The only thing worse than dying, is dying without a will.
Jack and Jill Jones are among the many Victoria couples that have never had a professionally prepared will. They’ve thought about it often enough, but haven’t taken the step because – like a lot of couples – they avoid discussing the spectre of death during the prime earning and family years.
This avoidance can make things significantly worse for loved ones. In fact, many families experience considerable conflict in the absence of a will or dealing with a will that is out of date.
The Joneses didn’t think they had significant assets and that they were too young for a will. When we sat down with them and did a projected estate net worth they were shocked to discover the combined value after all personal assets, insurance, shares of Jack’s private company and the various death benefits were taken into account. In Sandra E. Foster’s book, “You Can’t Take It With You,” she lists the top 5 reasons why people have not prepared an estate plan:
- You aren’t concerned about taxes
- You don’t care who will look after it for you
- You are not old enough
- You are immortal
- Your family members always cooperate with each other
Seeking Legal Advice
A professionally prepared and up-to-date will provides a blueprint for the orderly and equitable distribution of your estate allowing you to name beneficiaries of your choice. Lawyers provide guidance and advise you on the implications of the Wills Variation Act of British Columbia. They can also advise you on the consequences of dying intestate (without a will). Although “off-the-shelf” will preparation software is available, we always recommend seeking professional legal advice.

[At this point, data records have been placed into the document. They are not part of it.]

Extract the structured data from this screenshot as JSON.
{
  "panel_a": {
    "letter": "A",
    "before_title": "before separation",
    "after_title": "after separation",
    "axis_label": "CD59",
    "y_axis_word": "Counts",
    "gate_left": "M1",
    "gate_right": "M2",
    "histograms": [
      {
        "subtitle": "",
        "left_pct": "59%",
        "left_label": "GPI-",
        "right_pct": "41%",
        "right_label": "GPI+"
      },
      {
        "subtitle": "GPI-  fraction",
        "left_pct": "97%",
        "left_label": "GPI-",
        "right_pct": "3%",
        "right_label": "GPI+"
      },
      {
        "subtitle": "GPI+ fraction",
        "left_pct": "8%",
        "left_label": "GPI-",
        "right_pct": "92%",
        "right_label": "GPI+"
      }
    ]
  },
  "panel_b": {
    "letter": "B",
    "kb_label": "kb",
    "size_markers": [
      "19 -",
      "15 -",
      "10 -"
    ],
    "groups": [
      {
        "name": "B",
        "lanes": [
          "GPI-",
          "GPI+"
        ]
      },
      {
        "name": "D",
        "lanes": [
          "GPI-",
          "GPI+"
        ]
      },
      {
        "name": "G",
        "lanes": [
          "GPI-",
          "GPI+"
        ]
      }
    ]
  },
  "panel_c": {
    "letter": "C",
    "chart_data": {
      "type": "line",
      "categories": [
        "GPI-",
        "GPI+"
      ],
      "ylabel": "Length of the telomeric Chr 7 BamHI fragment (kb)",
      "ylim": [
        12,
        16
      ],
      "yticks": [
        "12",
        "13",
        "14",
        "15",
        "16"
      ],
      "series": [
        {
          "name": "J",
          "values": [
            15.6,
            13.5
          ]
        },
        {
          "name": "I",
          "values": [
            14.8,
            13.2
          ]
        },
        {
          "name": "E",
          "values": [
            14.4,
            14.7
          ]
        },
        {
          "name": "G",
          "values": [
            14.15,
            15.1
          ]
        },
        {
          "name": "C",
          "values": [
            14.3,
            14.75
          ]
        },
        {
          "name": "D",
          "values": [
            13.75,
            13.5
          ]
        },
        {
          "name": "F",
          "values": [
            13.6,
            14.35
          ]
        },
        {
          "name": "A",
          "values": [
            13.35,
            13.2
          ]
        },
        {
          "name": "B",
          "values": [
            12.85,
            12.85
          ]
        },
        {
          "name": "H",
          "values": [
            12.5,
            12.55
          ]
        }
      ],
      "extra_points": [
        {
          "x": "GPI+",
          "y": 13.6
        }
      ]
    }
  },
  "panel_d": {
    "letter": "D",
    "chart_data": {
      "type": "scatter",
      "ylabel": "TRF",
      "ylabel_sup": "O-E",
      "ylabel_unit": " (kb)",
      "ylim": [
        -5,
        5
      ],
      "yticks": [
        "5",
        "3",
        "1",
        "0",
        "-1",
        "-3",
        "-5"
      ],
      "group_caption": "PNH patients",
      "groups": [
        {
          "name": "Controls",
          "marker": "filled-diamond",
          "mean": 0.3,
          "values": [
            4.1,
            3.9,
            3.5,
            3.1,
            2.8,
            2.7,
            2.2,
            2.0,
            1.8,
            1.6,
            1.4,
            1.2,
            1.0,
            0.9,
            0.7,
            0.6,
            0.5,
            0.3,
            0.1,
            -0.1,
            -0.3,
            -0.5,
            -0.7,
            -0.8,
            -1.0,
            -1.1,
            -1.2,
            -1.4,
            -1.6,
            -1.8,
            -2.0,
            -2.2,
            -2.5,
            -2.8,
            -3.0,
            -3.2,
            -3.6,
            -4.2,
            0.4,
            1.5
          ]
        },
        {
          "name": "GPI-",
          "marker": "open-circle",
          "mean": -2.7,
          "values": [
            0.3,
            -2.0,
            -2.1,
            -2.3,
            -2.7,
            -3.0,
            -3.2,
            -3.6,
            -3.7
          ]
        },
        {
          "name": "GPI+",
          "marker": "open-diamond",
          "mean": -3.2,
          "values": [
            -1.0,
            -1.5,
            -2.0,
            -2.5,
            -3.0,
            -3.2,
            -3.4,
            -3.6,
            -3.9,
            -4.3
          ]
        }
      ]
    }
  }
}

The Joneses met with a lawyer and provided us authorization to speak with her directly. This communication was important as we ensured that the final will was consistent with their estate plan. We noted through discussions with the Joneses that their biggest concern was what would happen if they both passed away at the same time.
Designating a Legal Guardian
It was important to the Joneses to know that their children will be cared for if both were to die. A family member was willing to be designated the legal guardian in this event. Seeking professional legal advice ensured they had the appropriate clause appointing a legal guardian in their will. The Joneses also expressed a need to have a trust to postpone a portion of the children’s inheritances beyond the age of majority, which is 19 in British Columbia.
Appointing an Executor
The lawyer discussed the general duties of an executor, some of which are time-consuming and complicated. Jack and Jill both felt comfortable assuming these duties and naming each other as executor. We also discussed the services of a Professional Estate Administrator. The Professional Estate Administrator would only be used in the event that both passed away or if the surviving spouse declined to serve as executor. In addition, on the second passing the services of a Professional Estate Administrator would be used. They both appointed a Professional Estate Administrator as the alternate executor.
Before meeting with a lawyer to establish or update a will we recommend that you consider the following:
- value of your estate (listing of assets)
- how you want your estate distributed upon your death
- who you would appoint as executor
- who you would select as the alternate executor (if the first executor pre-deceases you or declines)
- who you would designate as a legal guardian (if you have children)
The above information will provide you with a head start in having a professionally prepared will. Having a will that reflects your wishes should reduce potential conflict amongst beneficiaries and ensure the most tax efficient distribution that is consistent with your overall estate plan.
As the year comes to an end, we recommend that you consider the most basic of legal documents as your first New Year resolution.